Mas vamos contar alguns destaques aqui. Com o nome Educação literária: reflexões sobre escola e sociedade, o evento celebrou os 40 anos de existência – e resistência – da Companhia das Letras. Resistência inclusive em mostrar a importância da literatura no ambiente escolar como em diversos aspectos pedagógicos e, por consequência, do desenvolvimento humano de crianças e jovens. Com a presença de autores da casa, educadores e pesquisadores, os diálogos reafirmaram como o livro pode ser um mediador de conversas fundamentais no ambiente escolar e colaborar com o enfrentamento de tantos desafios do nosso tempo.
O tema geral era amplo mas atingiu muitas especificidades. “A ideia é que fosse mesmo um tema ‘guarda-chuva’, de falar das relações entre escola e sociedade.
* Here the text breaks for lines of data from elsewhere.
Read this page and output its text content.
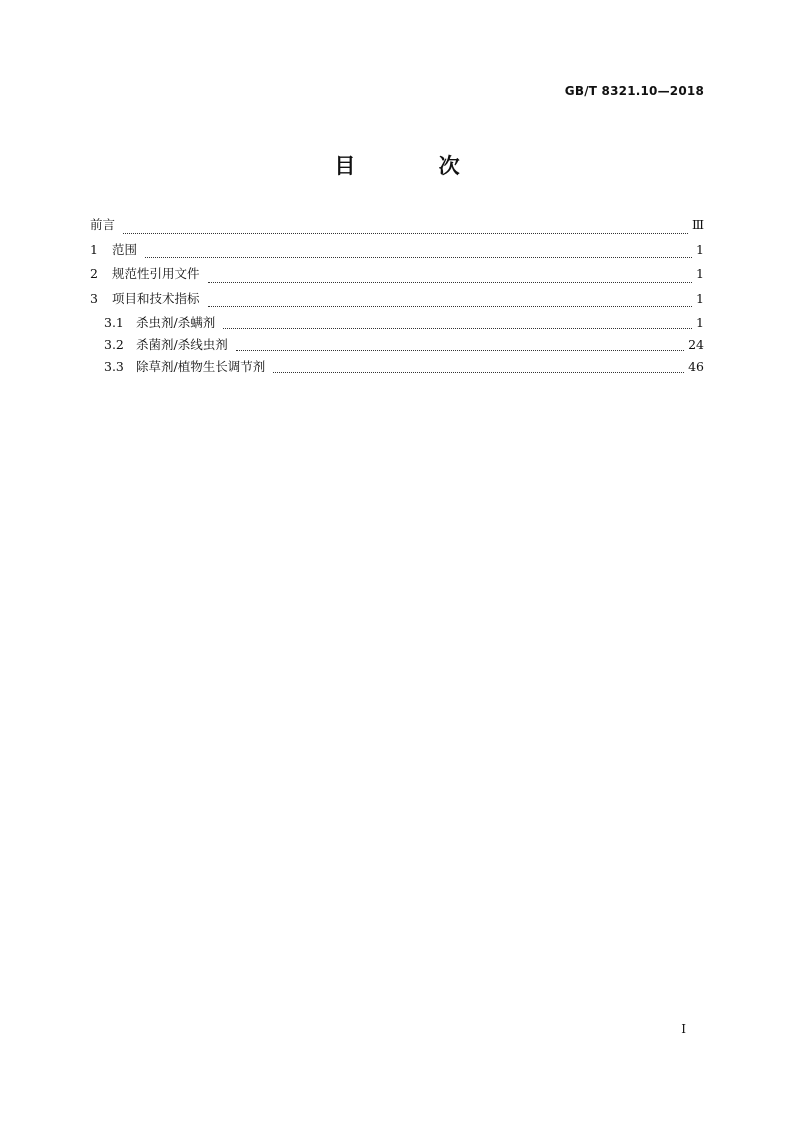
GB/T 8321.10—2018
目 次
前言	Ⅲ
1	范围	1
2	规范性引用文件	1
3	项目和技术指标	1
3.1 杀虫剂/杀螨剂	1
3.2 杀菌剂/杀线虫剂	24
3.3 除草剂/植物生长调节剂	46
Ⅰ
Entram as grandes temáticas sociais que justamente por fazer parte da sociedade como um todo, entram na escola”, diz Rafaela Deiab, autora literária, cientista social e editora executiva do núcleo de educação Companhia das Letras. Independentemente do foco dos temas, a ideia do evento é reiterar que a escola é lugar de acolher os temas da contemporaneidade. “Não dá mais para dizer que a escola não pode falar de determinados assuntos”, afirma.
Celebração pelo poder de um livro
A abertura foi celebrativa! Com a mediação de Lília Schwarcz, autora (Óculos de cor, Enciclopédia negra para jovens leitores) historiadora e cofundadora da Companhia, a conversa girou em torno de como a presença cuidadosa de uma editora no campo da educação pode ser uma grande contribuição para o país. “É uma edição muito especial. Eu queria aproveitar para destacar nessa ocasião aqui, já que eu sou a espécie de cicerone da noite, o compromisso que a Companhia das Letras fez e assume com uma trajetória marcada, acredito eu, pelo respeito à literatura de qualidade. Essa mesa é um exemplo disso. Nesse sentido, o departamento de educação da editora tem um papel fundamental, justamente por pensar a literatura como uma experiência formativa e não só uma experiência instrumenta. Por encontrar na leitura um espaço de construção de sentido, de sensibilidades, de significados, de repertórios e de pensamento crítico e cidadão. A Companhia na Educação também acredita na escola como um espaço central da formação dos leitores, e também - como não? - dos professores e professoras, bibliotecários e bibliotecárias, como pessoas centrais nessa medição que é educação em um país como o Brasil, infelizmente ainda tão desigual”, disse Lília, abrindo a conversa que viria.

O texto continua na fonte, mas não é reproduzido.